Priorities For Improving Labor Productivity 

Fortunately, as Sahni and colleagues note, there are many opportunities to improve labor productivity in health care delivery, especially in clinical labor, which accounts for nearly 60 percent of the workforce and is the most expensive labor (for example4, a physician salary is nearly twice that of a non-physician clinician). How do we do this? First, there is a tremendous opportunity in physician schedules: On average a physician’s schedule density is only 80 percent, with top provider systems reaching 90–95 percent. Some analysts believe that solving this problem could address almost all of the projected physician shortage. However, doing this in a vacuum, without reducing administrative tasks for clinicians, would further exasperate physician burnout, a growing concern. 

The second prong of labor productivity improvement, therefore, should be focusing on reducing time-wasting, burnout-inducing administrative tasks done by clinicians. The McKinsey report notes that, shockingly, 36 percent of the work nurses do could be done by someone else with less specialized training; and internists reported spending 48 minutes per day inputting data.   

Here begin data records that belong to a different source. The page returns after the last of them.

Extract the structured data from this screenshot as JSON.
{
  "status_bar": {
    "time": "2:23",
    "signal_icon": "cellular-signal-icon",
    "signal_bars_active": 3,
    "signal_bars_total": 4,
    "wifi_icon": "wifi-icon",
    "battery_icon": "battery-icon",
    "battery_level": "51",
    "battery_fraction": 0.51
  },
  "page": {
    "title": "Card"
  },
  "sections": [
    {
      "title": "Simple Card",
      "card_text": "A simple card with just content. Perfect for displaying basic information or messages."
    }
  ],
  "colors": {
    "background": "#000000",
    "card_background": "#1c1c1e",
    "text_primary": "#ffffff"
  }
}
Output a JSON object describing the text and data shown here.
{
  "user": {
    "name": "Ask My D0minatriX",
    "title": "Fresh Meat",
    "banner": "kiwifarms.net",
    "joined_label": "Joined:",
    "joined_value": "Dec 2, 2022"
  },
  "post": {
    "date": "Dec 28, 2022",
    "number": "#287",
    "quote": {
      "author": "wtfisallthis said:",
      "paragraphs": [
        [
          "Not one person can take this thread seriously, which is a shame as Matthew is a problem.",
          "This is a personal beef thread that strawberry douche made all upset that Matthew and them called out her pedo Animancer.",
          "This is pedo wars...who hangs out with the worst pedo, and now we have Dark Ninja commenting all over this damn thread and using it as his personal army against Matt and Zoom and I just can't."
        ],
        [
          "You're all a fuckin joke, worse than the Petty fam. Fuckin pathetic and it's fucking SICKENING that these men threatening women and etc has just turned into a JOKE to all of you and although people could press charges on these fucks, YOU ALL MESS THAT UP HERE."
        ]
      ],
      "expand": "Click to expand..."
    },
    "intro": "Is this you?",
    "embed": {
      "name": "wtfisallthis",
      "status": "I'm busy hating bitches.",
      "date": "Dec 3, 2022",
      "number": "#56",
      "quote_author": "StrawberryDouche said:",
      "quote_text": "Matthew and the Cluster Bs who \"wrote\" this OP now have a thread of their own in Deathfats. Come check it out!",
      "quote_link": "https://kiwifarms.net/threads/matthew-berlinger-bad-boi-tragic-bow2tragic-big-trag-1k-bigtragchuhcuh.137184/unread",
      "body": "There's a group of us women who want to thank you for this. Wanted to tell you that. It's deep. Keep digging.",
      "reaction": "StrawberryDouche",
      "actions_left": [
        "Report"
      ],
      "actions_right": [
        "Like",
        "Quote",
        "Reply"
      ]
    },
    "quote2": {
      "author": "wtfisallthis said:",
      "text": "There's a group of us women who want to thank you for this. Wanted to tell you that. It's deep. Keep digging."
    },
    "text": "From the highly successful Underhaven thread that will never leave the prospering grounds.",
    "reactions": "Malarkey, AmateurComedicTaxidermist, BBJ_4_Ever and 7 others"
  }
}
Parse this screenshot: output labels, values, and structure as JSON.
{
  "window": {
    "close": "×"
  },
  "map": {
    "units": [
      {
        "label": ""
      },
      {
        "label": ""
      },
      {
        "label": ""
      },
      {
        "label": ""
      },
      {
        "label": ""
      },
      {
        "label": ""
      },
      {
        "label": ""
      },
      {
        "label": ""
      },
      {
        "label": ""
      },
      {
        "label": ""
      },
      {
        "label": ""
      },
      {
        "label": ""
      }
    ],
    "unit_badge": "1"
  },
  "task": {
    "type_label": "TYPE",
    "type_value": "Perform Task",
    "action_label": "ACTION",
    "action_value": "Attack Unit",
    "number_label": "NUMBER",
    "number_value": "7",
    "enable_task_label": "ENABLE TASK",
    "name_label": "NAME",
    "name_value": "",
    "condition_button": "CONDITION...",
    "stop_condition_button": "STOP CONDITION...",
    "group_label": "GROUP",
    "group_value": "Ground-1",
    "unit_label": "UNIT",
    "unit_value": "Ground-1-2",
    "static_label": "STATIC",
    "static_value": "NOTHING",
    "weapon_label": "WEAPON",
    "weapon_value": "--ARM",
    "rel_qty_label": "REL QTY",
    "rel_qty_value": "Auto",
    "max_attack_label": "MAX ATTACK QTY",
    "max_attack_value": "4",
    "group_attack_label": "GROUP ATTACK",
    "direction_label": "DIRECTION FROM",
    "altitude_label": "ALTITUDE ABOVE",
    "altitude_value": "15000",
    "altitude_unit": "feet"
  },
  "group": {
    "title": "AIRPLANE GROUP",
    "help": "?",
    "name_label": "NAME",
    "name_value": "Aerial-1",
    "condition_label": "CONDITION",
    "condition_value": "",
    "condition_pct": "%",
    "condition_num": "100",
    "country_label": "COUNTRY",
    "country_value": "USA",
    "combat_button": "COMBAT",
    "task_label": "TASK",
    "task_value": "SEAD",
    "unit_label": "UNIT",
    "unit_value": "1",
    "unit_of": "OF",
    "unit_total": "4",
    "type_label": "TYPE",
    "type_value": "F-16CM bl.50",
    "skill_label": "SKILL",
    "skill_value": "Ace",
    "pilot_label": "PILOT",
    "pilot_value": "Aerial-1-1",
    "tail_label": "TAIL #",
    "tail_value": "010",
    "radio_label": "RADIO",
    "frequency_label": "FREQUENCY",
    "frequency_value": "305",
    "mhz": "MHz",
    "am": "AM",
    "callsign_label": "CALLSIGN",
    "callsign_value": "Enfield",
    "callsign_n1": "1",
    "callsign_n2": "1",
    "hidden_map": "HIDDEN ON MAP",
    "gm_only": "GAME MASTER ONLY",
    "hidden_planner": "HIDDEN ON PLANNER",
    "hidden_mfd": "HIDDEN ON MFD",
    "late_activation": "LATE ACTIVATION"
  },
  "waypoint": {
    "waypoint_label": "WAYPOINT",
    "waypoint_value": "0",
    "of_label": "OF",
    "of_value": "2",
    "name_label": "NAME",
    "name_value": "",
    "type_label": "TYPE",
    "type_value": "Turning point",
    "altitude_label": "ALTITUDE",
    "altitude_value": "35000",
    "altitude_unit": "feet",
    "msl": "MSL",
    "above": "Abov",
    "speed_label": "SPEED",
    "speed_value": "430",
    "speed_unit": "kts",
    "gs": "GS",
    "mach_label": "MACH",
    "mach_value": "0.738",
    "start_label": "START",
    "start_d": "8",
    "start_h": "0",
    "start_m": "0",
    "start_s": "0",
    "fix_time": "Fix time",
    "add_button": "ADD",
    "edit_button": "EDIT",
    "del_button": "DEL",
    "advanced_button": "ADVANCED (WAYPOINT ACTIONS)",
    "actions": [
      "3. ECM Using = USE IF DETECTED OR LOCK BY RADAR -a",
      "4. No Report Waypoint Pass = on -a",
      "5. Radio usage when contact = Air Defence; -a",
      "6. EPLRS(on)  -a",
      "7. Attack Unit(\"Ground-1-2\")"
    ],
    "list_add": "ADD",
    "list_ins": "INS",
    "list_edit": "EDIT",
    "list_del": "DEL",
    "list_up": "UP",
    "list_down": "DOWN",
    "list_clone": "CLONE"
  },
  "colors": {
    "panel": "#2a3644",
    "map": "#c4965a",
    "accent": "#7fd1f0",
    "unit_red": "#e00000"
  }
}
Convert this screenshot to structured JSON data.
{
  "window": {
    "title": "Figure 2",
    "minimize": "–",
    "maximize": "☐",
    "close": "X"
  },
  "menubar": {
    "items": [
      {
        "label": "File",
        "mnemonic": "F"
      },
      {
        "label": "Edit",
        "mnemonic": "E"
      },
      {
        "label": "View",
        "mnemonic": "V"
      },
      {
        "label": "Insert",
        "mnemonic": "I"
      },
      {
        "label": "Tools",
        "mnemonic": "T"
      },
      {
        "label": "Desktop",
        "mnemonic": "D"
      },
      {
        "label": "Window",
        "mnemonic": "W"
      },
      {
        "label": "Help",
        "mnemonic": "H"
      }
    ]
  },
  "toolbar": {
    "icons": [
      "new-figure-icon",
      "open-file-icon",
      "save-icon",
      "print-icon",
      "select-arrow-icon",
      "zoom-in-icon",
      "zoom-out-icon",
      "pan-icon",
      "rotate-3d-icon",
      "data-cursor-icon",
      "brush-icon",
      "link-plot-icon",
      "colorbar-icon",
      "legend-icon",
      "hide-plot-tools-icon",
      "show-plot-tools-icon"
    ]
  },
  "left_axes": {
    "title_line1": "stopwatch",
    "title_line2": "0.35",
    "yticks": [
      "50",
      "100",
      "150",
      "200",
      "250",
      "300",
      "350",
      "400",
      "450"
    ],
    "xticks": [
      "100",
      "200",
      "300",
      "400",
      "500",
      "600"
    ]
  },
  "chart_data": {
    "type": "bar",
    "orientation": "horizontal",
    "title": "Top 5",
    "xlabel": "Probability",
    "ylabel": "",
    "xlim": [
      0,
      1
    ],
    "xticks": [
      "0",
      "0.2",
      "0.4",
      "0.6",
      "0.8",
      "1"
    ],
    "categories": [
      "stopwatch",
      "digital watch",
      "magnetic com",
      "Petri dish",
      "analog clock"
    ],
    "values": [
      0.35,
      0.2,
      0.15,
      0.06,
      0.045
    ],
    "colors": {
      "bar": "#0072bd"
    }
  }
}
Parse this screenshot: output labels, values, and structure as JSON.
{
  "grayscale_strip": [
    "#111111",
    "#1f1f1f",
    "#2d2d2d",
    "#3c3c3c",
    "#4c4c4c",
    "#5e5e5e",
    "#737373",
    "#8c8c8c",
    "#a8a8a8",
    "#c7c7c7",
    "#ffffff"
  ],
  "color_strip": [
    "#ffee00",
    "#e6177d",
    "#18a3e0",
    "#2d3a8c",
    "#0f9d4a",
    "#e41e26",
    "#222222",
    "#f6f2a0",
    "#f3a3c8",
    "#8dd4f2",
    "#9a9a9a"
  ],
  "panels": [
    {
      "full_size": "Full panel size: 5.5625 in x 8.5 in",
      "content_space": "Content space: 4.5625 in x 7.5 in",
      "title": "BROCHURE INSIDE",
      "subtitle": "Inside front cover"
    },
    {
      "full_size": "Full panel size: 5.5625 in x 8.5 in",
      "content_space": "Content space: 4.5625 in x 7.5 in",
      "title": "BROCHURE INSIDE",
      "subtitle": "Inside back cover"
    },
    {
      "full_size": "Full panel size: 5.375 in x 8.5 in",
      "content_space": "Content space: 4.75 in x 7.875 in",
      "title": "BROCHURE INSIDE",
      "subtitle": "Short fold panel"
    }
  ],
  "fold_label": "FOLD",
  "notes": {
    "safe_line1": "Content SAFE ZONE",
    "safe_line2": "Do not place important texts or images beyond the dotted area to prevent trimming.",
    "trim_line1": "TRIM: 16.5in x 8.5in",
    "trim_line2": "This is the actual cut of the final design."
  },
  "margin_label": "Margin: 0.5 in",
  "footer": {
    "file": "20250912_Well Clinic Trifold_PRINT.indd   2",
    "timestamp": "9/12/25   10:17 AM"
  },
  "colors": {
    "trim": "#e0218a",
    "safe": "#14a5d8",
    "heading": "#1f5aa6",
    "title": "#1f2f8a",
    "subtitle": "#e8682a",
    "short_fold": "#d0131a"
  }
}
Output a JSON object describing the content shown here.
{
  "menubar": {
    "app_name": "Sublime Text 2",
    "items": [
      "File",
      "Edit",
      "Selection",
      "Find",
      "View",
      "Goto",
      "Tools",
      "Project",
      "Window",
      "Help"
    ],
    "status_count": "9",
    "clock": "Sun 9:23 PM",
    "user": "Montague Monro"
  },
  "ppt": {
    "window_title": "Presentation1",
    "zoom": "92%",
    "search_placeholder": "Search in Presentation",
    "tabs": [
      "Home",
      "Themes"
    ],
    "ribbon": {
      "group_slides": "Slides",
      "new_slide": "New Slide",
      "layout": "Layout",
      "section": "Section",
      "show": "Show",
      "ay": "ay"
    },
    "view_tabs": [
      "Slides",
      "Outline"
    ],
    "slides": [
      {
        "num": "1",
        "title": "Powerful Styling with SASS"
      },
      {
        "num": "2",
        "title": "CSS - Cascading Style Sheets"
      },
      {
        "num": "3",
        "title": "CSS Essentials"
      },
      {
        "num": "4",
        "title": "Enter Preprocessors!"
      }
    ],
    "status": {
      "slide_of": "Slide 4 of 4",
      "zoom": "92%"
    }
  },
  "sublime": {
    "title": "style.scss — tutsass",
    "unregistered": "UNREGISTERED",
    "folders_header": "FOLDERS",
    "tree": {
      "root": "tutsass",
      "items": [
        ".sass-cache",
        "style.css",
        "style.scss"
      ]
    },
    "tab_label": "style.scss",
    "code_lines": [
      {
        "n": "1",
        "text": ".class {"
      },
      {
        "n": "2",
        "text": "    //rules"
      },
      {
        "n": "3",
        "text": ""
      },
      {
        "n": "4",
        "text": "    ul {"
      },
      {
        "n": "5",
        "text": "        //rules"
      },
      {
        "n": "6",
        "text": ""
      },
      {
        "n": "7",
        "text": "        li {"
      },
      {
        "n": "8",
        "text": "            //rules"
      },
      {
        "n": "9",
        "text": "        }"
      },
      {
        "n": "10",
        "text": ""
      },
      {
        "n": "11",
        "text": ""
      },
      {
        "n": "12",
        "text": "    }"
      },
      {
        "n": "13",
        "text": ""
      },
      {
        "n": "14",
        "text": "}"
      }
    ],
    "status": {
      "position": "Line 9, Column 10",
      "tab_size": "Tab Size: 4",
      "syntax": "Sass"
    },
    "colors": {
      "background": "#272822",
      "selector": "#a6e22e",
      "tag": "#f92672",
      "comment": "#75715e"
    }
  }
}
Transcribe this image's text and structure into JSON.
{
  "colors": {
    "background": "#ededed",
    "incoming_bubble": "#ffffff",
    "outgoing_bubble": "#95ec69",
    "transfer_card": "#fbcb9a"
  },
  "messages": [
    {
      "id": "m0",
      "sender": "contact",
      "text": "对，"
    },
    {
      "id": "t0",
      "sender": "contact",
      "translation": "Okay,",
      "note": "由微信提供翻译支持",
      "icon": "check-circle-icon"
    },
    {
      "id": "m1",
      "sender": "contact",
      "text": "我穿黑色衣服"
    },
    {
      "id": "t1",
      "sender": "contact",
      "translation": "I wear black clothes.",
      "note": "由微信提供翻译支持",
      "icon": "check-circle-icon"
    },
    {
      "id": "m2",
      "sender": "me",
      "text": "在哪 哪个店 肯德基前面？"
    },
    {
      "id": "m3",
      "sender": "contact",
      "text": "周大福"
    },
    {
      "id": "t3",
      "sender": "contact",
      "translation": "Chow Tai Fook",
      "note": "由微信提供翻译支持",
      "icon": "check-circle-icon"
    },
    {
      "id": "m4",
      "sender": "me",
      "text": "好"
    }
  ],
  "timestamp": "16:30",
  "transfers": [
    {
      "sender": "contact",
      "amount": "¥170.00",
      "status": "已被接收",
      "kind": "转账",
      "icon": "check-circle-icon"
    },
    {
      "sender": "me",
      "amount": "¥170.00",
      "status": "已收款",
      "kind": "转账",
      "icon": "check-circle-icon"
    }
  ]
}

Finally, the highest priority should be focusing on reducing non-value-added administrative labor. Our health care system has evolved into a byzantine set of administrative rules and processes that add time and expense with very unclear effects on outcomes. Today, hospitals employ office buildings full of people to generate the codes, bills, and clinical documentation needed to get paid. Anecdotally, a leader of one large health system shared with me that the organization employs one revenue cycle employee for every two beds. Health plans employ call centers to try to verify provider directories with little success. Massive risk-adjustment coding and data collection industries flourish to help health plans and providers get paid more from the government. All of these areas are ripe for disruption by computers, which never get tired. Even better would be rethinking the process for how payments are made and patient risk accounted for, and standardizing the rules, forms, and process steps across all health plans. Sahni and colleagues found that using known technologies, billing and insurance-related spending could be reduced by about 17 percent; another 10 percent could be captured by creating data clearinghouses, similar to those we have used in banking for decades. 

Looking Ahead 

Unleashing health care labor productivity is the most powerful thing that we can do to make health care more affordable. Fortunately, the US economy is the best in the world at labor productivity in other sectors, and all of actions proposed here can be done with technologies that exist today and are proven effective in other sectors. If health care labor productivity does not improve, the ramifications will be expensive and force painful budget tradeoffs. Since most health care spending is supported through taxes, without figuring out how to generate productivity, either taxes go up a lot, wages fall a lot, or both. Let’s hope that one of the benefits of big technology companies such as Amazon, Google, and Apple entering health care is that they infect the ecosystem with their 10-times better labor productivity.